Phases of the Privacy lifecycle:
- Policy and regulation awareness
- Data management
- Strategy and architecture
- Prioritization and implementation
- Continuous improvement
Best practices for privacy
An effective data-privacy strategy cannot be founded on a check-the-box compilation of technology controls and tools. What’s needed is a holistic approach that combines a precise mix of technologies, processes and people skills to meet current and future data-privacy threats.

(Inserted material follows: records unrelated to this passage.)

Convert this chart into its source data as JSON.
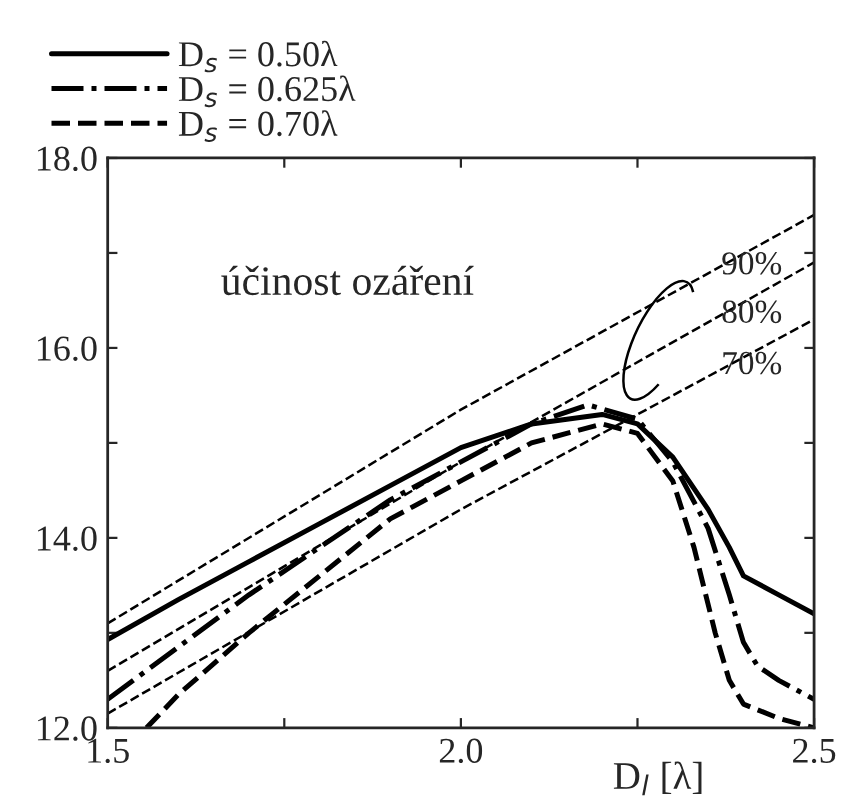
{
  "chart_data": {
    "type": "line",
    "xlabel": "D$_{l}$ [λ]",
    "xlim": [
      1.5,
      2.5
    ],
    "ylim": [
      12,
      18
    ],
    "xticks": [
      {
        "value": 1.5,
        "label": "1.5"
      },
      {
        "value": 1.75,
        "label": null
      },
      {
        "value": 2.0,
        "label": "2.0"
      },
      {
        "value": 2.25,
        "label": null
      },
      {
        "value": 2.5,
        "label": "2.5"
      }
    ],
    "yticks": [
      {
        "value": 12,
        "label": "12.0"
      },
      {
        "value": 13,
        "label": null
      },
      {
        "value": 14,
        "label": "14.0"
      },
      {
        "value": 15,
        "label": null
      },
      {
        "value": 16,
        "label": "16.0"
      },
      {
        "value": 17,
        "label": null
      },
      {
        "value": 18,
        "label": "18.0"
      }
    ],
    "grid": false,
    "legend": "top left",
    "marker": "none",
    "annotations": [
      "účinost ozáření",
      "90%",
      "80%",
      "70%"
    ],
    "series": [
      {
        "name": "D$_{s}$ = 0.50λ",
        "color": "#000000",
        "line_style": "solid",
        "x": [
          1.5,
          1.6,
          1.7,
          1.8,
          1.9,
          2.0,
          2.1,
          2.2,
          2.25,
          2.3,
          2.35,
          2.38,
          2.4,
          2.45,
          2.5
        ],
        "values": [
          12.93,
          13.35,
          13.75,
          14.15,
          14.55,
          14.95,
          15.2,
          15.3,
          15.2,
          14.85,
          14.3,
          13.9,
          13.6,
          13.4,
          13.2
        ]
      },
      {
        "name": "D$_{s}$ = 0.625λ",
        "color": "#000000",
        "line_style": "dashdot",
        "x": [
          1.5,
          1.6,
          1.7,
          1.8,
          1.9,
          2.0,
          2.1,
          2.18,
          2.25,
          2.3,
          2.35,
          2.38,
          2.4,
          2.42,
          2.45,
          2.5
        ],
        "values": [
          12.3,
          12.85,
          13.4,
          13.9,
          14.4,
          14.8,
          15.2,
          15.4,
          15.25,
          14.8,
          14.1,
          13.4,
          12.9,
          12.65,
          12.5,
          12.3
        ]
      },
      {
        "name": "D$_{s}$ = 0.70λ",
        "color": "#000000",
        "line_style": "dashed",
        "x": [
          1.555,
          1.6,
          1.7,
          1.8,
          1.9,
          2.0,
          2.1,
          2.2,
          2.25,
          2.3,
          2.33,
          2.36,
          2.38,
          2.4,
          2.45,
          2.5
        ],
        "values": [
          12.0,
          12.35,
          13.0,
          13.6,
          14.2,
          14.6,
          15.0,
          15.2,
          15.1,
          14.6,
          13.9,
          13.0,
          12.5,
          12.25,
          12.1,
          12.0
        ]
      },
      {
        "color": "#000000",
        "line_style": "dashed",
        "x": [
          1.5,
          2.0,
          2.5
        ],
        "values": [
          13.1,
          15.35,
          17.4
        ]
      },
      {
        "color": "#000000",
        "line_style": "dashed",
        "x": [
          1.5,
          2.0,
          2.5
        ],
        "values": [
          12.6,
          14.8,
          16.9
        ]
      },
      {
        "color": "#000000",
        "line_style": "dashed",
        "x": [
          1.5,
          2.0,
          2.5
        ],
        "values": [
          12.15,
          14.3,
          16.3
        ]
      }
    ]
  }
}
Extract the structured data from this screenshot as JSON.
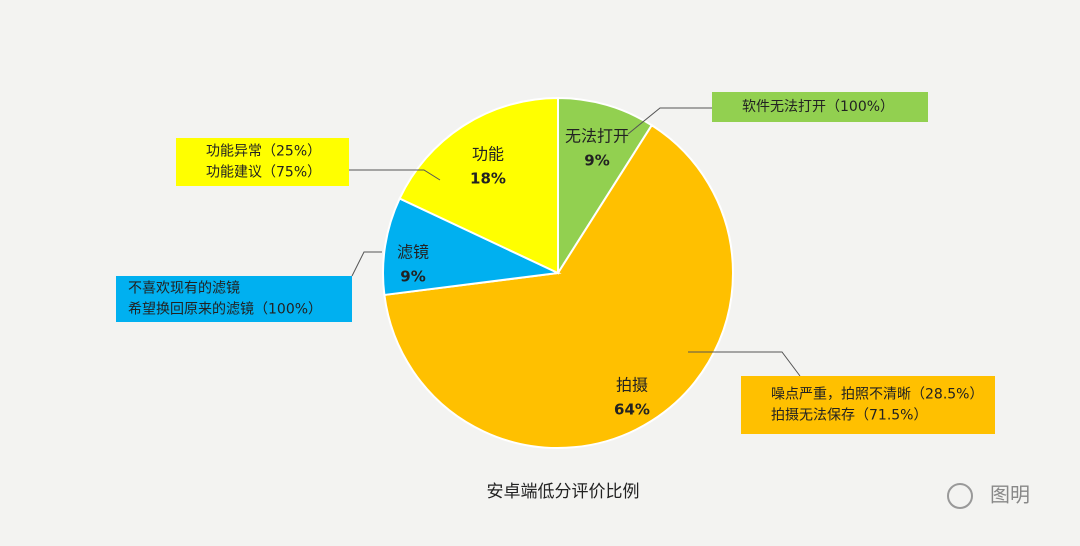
{
  "chart_data": {
    "type": "pie",
    "title": "安卓端低分评价比例",
    "categories": [
      "无法打开",
      "拍摄",
      "滤镜",
      "功能"
    ],
    "values": [
      9,
      64,
      9,
      18
    ],
    "value_labels": [
      "9%",
      "64%",
      "9%",
      "18%"
    ],
    "colors": [
      "#92d050",
      "#ffc000",
      "#00b0f0",
      "#ffff00"
    ],
    "annotations": [
      {
        "lines": [
          "软件无法打开（100%）"
        ]
      },
      {
        "lines": [
          "噪点严重，拍照不清晰（28.5%）",
          "拍摄无法保存（71.5%）"
        ]
      },
      {
        "lines": [
          "不喜欢现有的滤镜",
          "希望换回原来的滤镜（100%）"
        ]
      },
      {
        "lines": [
          "功能异常（25%）",
          "功能建议（75%）"
        ]
      }
    ],
    "watermark": "图明"
  }
}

CRE companies should assess their current capabilities against these best practices:
- Data governance: Manages collection, storage, retention and destruction of data for specific business purposes.
- Data classification: Classifies data based on timing and its current state, and tags relevant data for analytics and proper application of relevant controls.
- Data minimization: Curbs the potential for privacy violations by limiting the collection of personal data.
- Role-based access control: Limits user-access rights to the minimum permissions employees need to perform their work.
- Health data governance: Contact tracing provides information related to individuals’ location, which is correlated with data of other individuals to help understand health risk factors.
- Regulatory compliance: Manages all evolving regulations regarding health data tracking requirements, as well as existing compliance mandates.
- Network segmentation: Divides networks into smaller zones that contain data with similar privacy requirements and allows IT to incorporate specific security controls.
- Centralized device management: A managed secure layer, often implemented in the cloud, that enables businesses to create common controls and processes for remote access to corporate networks.
- Third-party assessment: Ensures that third-party vendors agree to protect your confidential information and have a capable cybersecurity and privacy program in place to do so.
- Employee training: Establishes a privacy awareness and training program to educate users on current cybersecurity threats, data-management practices and good cybersecurity hygiene.
Addressing human factors
Data privacy is an inherently personal discipline that should reflect the human values of tenants and occupiers. That’s where “Privacy by Design” comes in. This user-centric model emphasizes individual rights to privacy, with protection of personal data the default setting for all systems and business practices. Risk is considered at the earliest stages of development, and privacy is embedded into the very fabric of IT, business processes and culture.
Privacy by Design addresses data privacy as a shared ethical value, much like businesses have adopted sustainability as a pillar of corporate responsibility. Organizations that embrace Privacy by Design will be better prepared to build a customer-focused business based on transparency, trust, and the ability to protect personal data. It’s essential to respect customer privacy while delivering a convenient, customized experience. Programs that saddle users with onerous privacy controls can make services and products frustratingly difficult to use.
A proactive approach to privacy
In a data-driven ecosystem, keeping the bad guys at bay will require that CRE companies proactively assume responsibility for data security and privacy. They must carefully assess and address their individual threat landscape, attack vectors and business processes. Also critical is regular employee training on data-privacy risks and responsibilities. What employees and stakeholders don’t know can indeed hurt the business.